Robert Mitchum plays the title character, an aging Boston gun dealer. Eddie has been around and seen it all, and when he speaks, it’s from deep, hard-earned experience. Mitchum was in his mid-fifties when he made Eddie Coyle, and his tired, basset hound face was never better used than in this role. It’s his last great performance.
Eddie is a guy who has done a bit of time in his day, and as the film opens, the possibility looms that the might have to again. He served as a driver in a heist up in New Hampshire that went wrong, and he is waiting to go to trial. The possibility of another jail term terrifies Eddie, but not for the reasons we would normally assume. He can’t afford to go away because he needs to provide for his family. He states, “I don’t want my wife to have to go on welfare.” This working class mindset is refreshing – Eddie Coyle is not a tycoon gangster: He’s more like someone who works in a factory or drives a cab.
Go back to the film’s title – The FRIENDS of Eddie Coyle. Three men drift in an out of Eddie’s orbit throughout the film, and they are all connected to his efforts to stay out of jail. There’s the undercover cop that Coyle is trying to cut a deal with (Richard Jordan), a gun dealer that he’s trying to buy from (Steven Keats), and Dillon (the great Peter Boyle), a mysterious bartender who seems to have irons in a lot of fires. Coyle is playing the three men off each other – The gun deal info is going back to the cop, and Dillon is also getting pumped for info. There is another level to all this, as well: Dillon is also talking to the cop, unbeknownst to Coyle. Were you to watch this film with the sound turned off, it would be a tall order to tell the good guys from the bad. I think that’s the way Yates wants it.

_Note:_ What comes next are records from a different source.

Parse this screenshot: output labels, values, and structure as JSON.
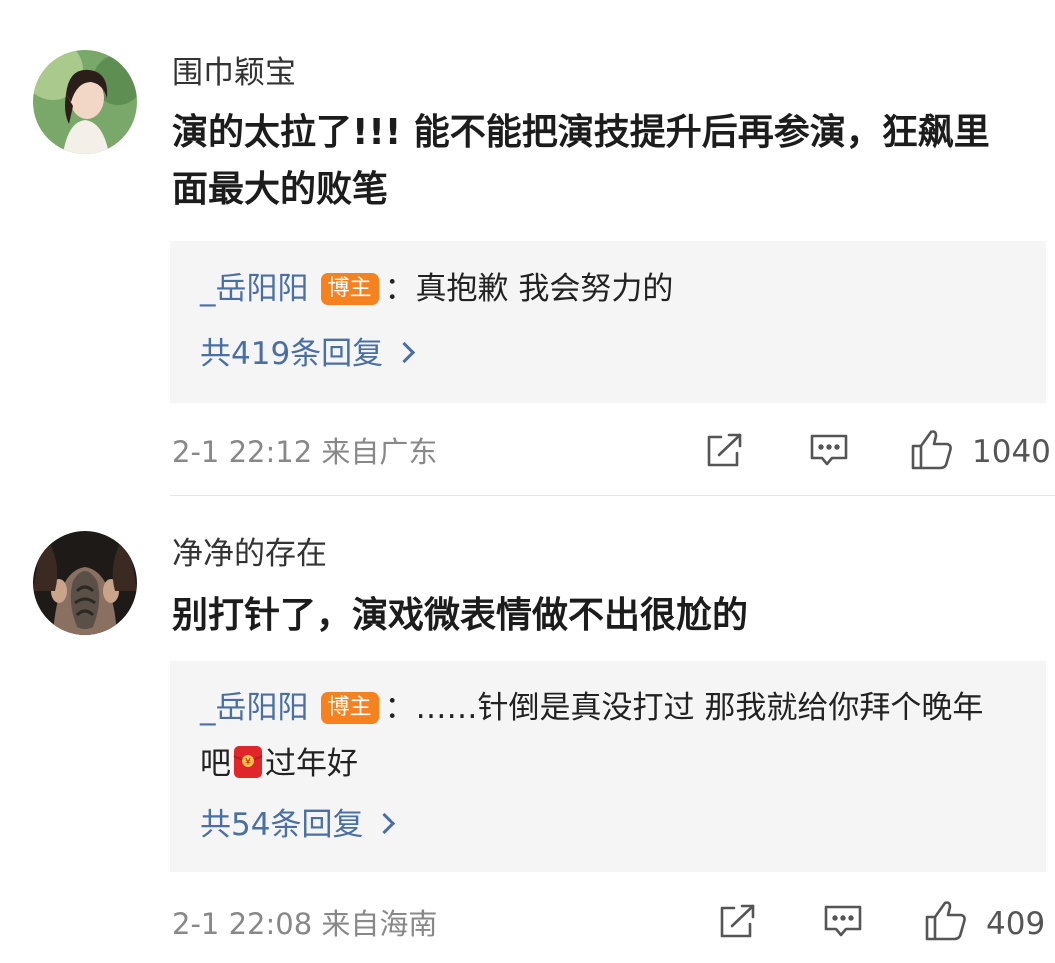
{
  "comments": [
    {
      "author": "围巾颖宝",
      "text": "演的太拉了!!! 能不能把演技提升后再参演，狂飙里面最大的败笔",
      "reply": {
        "author": "_岳阳阳",
        "badge": "博主",
        "text_before": "：真抱歉 我会努力的",
        "text_after": ""
      },
      "reply_count": "共419条回复",
      "meta": "2-1 22:12  来自广东",
      "likes": "1040"
    },
    {
      "author": "净净的存在",
      "text": "别打针了，演戏微表情做不出很尬的",
      "reply": {
        "author": "_岳阳阳",
        "badge": "博主",
        "text_before": "：……针倒是真没打过 那我就给你拜个晚年吧",
        "text_after": "过年好"
      },
      "reply_count": "共54条回复",
      "meta": "2-1 22:08  来自海南",
      "likes": "409"
    }
  ],
  "colors": {
    "link_blue": "#4a6fa5",
    "badge_orange": "#f5821f",
    "reply_bg": "#f5f5f5",
    "meta_gray": "#888888"
  },
  "icons": [
    "share-icon",
    "comment-icon",
    "like-icon",
    "chevron-right-icon",
    "red-envelope-emoji"
  ]
}
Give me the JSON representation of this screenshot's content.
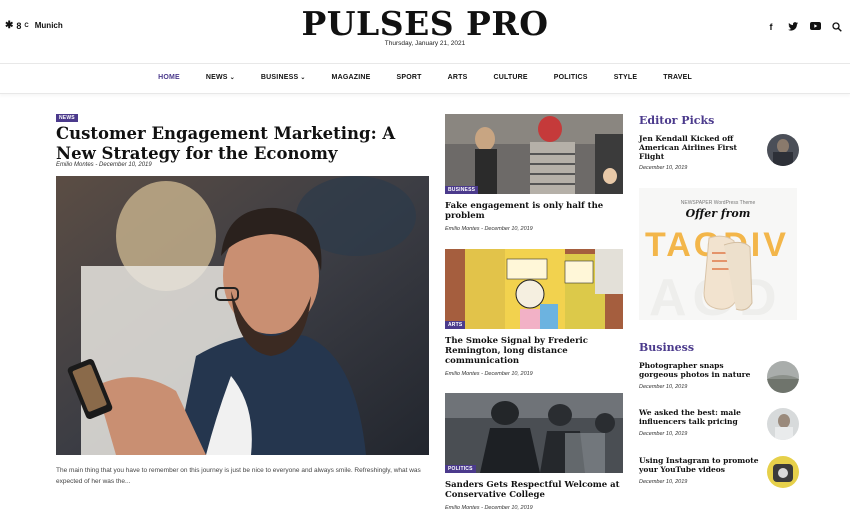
{
  "header": {
    "weather_temp": "8",
    "weather_unit": "C",
    "city": "Munich",
    "logo": "PULSES PRO",
    "date": "Thursday, January 21, 2021",
    "social": [
      "facebook-icon",
      "twitter-icon",
      "youtube-icon",
      "search-icon"
    ]
  },
  "nav": {
    "items": [
      {
        "label": "HOME",
        "active": true
      },
      {
        "label": "NEWS",
        "dropdown": true
      },
      {
        "label": "BUSINESS",
        "dropdown": true
      },
      {
        "label": "MAGAZINE"
      },
      {
        "label": "SPORT"
      },
      {
        "label": "ARTS"
      },
      {
        "label": "CULTURE"
      },
      {
        "label": "POLITICS"
      },
      {
        "label": "STYLE"
      },
      {
        "label": "TRAVEL"
      }
    ]
  },
  "main": {
    "badge": "NEWS",
    "title": "Customer Engagement Marketing: A New Strategy for the Economy",
    "author": "Emilio Montes",
    "sep": " - ",
    "date": "December 10, 2019",
    "excerpt": "The main thing that you have to remember on this journey is just be nice to everyone and always smile. Refreshingly, what was expected of her was the..."
  },
  "middle": [
    {
      "badge": "BUSINESS",
      "title": "Fake engagement is only half the problem",
      "author": "Emilio Montes",
      "date": "December 10, 2019"
    },
    {
      "badge": "ARTS",
      "title": "The Smoke Signal by Frederic Remington, long distance communication",
      "author": "Emilio Montes",
      "date": "December 10, 2019"
    },
    {
      "badge": "POLITICS",
      "title": "Sanders Gets Respectful Welcome at Conservative College",
      "author": "Emilio Montes",
      "date": "December 10, 2019"
    }
  ],
  "editor_picks": {
    "heading": "Editor Picks",
    "items": [
      {
        "title": "Jen Kendall Kicked off American Airlines First Flight",
        "date": "December 10, 2019"
      }
    ]
  },
  "ad": {
    "small": "NEWSPAPER WordPress Theme",
    "offer": "Offer from",
    "brand": "TAGDIV"
  },
  "business": {
    "heading": "Business",
    "items": [
      {
        "title": "Photographer snaps gorgeous photos in nature",
        "date": "December 10, 2019"
      },
      {
        "title": "We asked the best: male influencers talk pricing",
        "date": "December 10, 2019"
      },
      {
        "title": "Using Instagram to promote your YouTube videos",
        "date": "December 10, 2019"
      }
    ]
  },
  "colors": {
    "accent": "#4b3a8c",
    "ad_brand": "#f3b64a"
  }
}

The cops’ real target is a gang of bank robbers who pull off a couple of jobs during the film. Their modus operandi is to kidnap the family of a bank official and use this to force the banker to let then into his vaults. The cop is plying Coyle for info on them, and Coyle is trying to help, despite having limited knowledge of the case. There’s a subtle little scene in a supermarket parking lot, where Coyle buys some handguns from the dealer, and accidentally sees something pretty interesting – a cache of machine guns in the guys’ trunk. This is something that Coyle can use with the cop, and sure enough, the gang is all arrested soon afterward. It’s not really clear how the connection has been made but we assume that Coyle’s info has played a part.
This is also the assumption of the robber’s bosses, and they decide to take action against the informer. The man that they hire to do the job is Coyle’s buddy Dillon, and it’s in the aftermath of this encounter that TFOEC really takes wing. Dillon gets off the phone from getting his assignment, turns to Eddie (who is in the bar) and suggests that the two of them have dinner and take in a hockey game.
The guy’s night out is freighted with hidden motives, of course. Dillon buys beers for Coyle to make the hit easier to carry out, but it’s hard not to think that he’s also actually enjoying a last night out with an old friend. As they watch the game, they cheer and yell like any other hockey fan, and there’s no question that the two men have a great affection for one another. When Dillon finally does finish the job, it’s anti-climatic. The film doesn’t linger over it, it just happens and that’s it. It’s just a shitty job that needs to be done.
The world that Eddie and his friends live in isn’t glamorous, or fun, or even very profitable. It’s a world where the lines between friends and enemies are blurred, and both groups freely cross over and back again. Dillon, for instance, is a longtime friend of Eddie’s but is ultimately the one who willingly destroys him. The definition of “friend” is pretty liquid to these people, and this is pointed out in spades at the films’ close, when Dillon reveals a heartbreaking twist to the story. Heartbreaking, but completely consistent for one of the friends of Eddie Coyle.